Thursday, April 20, 2017

Newspaper Decline Continues To Weigh on AP Earnings

Earnings at The Associated Press shrank substantially last year compared with 2015, when the news organization enjoyed a large tax benefit that skewed its results. Revenue also edged downward, reflecting continued contraction in the newspaper industry and a stronger U.S. dollar that reduced the value of overseas sales.

The AP reports Net income last year shrank to $1.6 million from $183.6 million in 2015, a 99 percent decline. The 2015 profit figure was bolstered by a one-time, $165 million tax benefit. AP's 2014 net income of $140.9 million was also boosted by a large non-recurring gain from the sale of a stake in a sports data company. In 2013, net income at the AP — a nonprofit news cooperative — was $3.3 million.

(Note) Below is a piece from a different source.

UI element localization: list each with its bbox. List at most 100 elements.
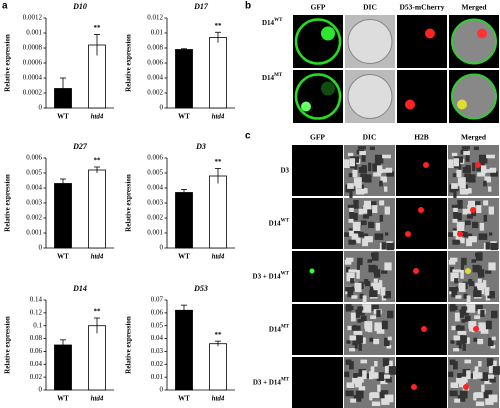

Revenue at AP dropped 2 percent to $556.3 million in 2016. The news agency gave some papers lower rates in exchange for longer contracts, Dale said. The number of U.S. newspaper customers didn't change much.

AP's annual revenue peaked in 2008 at $748 million, and has mostly fallen since then, battered by the shift to online media and the decline of newspapers. The news agency, which sells other media organizations subscriptions to its print stories, videos and photos, has worked to make up the shortfall by investing more in video and focusing on new overseas customers.

Nearly half of AP's revenue comes from TV broadcasters. Newspapers account for 23 percent of revenue. U.S. papers make up the bulk of that, contributing 19 percent of total revenue. Internet companies like Yahoo and Microsoft contribute about another 10 percent. AP also gets money from other agencies and radio stations.